Lightly spray an 8x8-inch pan with cooking spray. Place a piece of parchment paper or wax paper in the pan so that it will cover the bottom and come up two of the sides (this will make it easier to remove the bars from the pan once they set up).
Combine the quick-cooking oats and the crispy rice cereal in a large bowl.
In a small saucepan, combine the butter, honey, light brown sugar, and peanut butter. Heat over medium heat, stirring frequently, until the mixture comes to a boil.
Immediately reduce the heat to low and simmer, stirring constantly, for 2 minutes.
Remove the pan from the heat and stir in the vanilla extract.
Add the peanut butter mixture to the oat mixture; stir until very well combined. You want to make sure that the oats and cereal are evenly coated and there are no dry spots (if you have dry spots, your bars may not hold together well). Work quickly once you start combining everything so that the mixture doesn't get too cool and firm before you put it in the pan.

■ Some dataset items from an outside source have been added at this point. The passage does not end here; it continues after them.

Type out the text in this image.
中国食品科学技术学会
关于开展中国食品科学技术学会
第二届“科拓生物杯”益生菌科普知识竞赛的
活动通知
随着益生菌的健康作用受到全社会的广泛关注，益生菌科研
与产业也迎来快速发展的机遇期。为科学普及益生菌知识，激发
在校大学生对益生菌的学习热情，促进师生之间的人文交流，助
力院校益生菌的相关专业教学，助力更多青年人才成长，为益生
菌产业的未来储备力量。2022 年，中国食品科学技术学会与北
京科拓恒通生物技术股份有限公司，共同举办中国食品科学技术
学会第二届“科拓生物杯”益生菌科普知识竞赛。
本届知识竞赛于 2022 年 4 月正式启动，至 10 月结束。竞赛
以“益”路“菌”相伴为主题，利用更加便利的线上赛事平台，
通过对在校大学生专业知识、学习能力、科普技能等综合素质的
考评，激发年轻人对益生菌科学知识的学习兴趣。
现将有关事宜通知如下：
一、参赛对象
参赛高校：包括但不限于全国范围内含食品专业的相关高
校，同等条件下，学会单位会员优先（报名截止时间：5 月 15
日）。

Transfer the oat mixture to the prepared pan. Press down the mixture very firmly with the back of a spoon or spatula so it is very compact (the more compact it is, the better the bars will hold together).
Immediately sprinkle the chocolate chips evenly over the oat mixture while it is still soft. Gently press them down into the oat mixture with the back of a spoon or spatula so they will adhere to the top of the bars.
Cover the pan and place it in the refrigerator for 1 to 2 hours or until firm.
Remove from the pan; cut into 12 bars or squares.
Wrap each bar individually in plastic wrap. Store in an air-tight container at room temperature or in the refrigerator (they will get very firm in the refrigerator, but they will soften once they warm back up).